Yes, you are right, 53/57 is close to 50/50. I ran 60 test shots with my DFA28-105, with sharpness quantified for each image, for the mean value I obtained a kind of bell curve with two shoulders beside the default manufacturer settings. So the maximum sharpness is not obtained with the default setting,
BUT the default factory does give the least deviation of sharpness regardless of initial lens AF conditions (pre-focus far or near), which is now totally understandable for me.
So, it's a personal choice:
- Do I want to use the default factory setting and have 99% of my images in good but not best focus?

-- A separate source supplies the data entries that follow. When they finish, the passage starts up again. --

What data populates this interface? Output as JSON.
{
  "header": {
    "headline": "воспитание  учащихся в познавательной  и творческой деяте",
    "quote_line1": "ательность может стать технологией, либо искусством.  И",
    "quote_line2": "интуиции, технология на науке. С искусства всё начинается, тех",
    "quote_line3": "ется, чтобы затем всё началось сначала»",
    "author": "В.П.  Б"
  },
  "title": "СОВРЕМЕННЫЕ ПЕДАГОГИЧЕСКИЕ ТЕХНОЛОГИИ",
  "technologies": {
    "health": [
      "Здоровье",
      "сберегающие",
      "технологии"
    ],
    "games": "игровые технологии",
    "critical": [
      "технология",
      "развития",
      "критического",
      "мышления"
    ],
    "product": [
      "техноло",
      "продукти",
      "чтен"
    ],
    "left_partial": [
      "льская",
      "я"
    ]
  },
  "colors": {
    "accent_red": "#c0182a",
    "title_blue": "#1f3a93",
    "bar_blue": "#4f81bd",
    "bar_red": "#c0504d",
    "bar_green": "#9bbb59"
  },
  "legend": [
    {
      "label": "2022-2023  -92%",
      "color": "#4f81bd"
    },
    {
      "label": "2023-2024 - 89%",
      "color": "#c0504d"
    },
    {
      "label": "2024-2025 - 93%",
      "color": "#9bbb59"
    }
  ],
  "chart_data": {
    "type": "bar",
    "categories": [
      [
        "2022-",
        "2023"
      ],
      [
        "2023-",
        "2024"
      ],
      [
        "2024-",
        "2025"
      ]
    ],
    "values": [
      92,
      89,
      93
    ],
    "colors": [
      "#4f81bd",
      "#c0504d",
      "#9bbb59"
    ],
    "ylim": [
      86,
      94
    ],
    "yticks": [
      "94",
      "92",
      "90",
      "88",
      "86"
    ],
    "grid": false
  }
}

- Or do I want to tweak my AF so that to have 50% of my images with maximum sharpness at one focal length at one focus distance and the rest of my photos less sharp then with default factory settings?
Personally, I prefer to have a little less sharp images, but that all of them are acceptably sharp. If I took a photograph for a very high value project for which I want to have the maximum sharpness, I'd focus in live view and use electronic shutter.
---------- Post added 01-10-19 at 07:57 ----------
Originally posted by UncleVanya The 1/3 front 2/3 back is more of a hyperfocal technique than a dof truth I thought.
It is funny how DoF can be manipulated to serve an own opinion. For when deciding where to focus in a frame , the 1/3rd 2/3rd DoF rule applies, but for AF tuning we should use 50/50 at close distance?
We have a little problem here... aren't we supposed to tune AF for best results in actual shooting conditions? Or we tweak AF at 4 feet distance that we will almost never use when taking photographs outdoors?
How much of the AF calibration performed at 4 feet (~1 meter) will still work when shooting subjects between 20 and 40 feet (~5 to 10 meters)?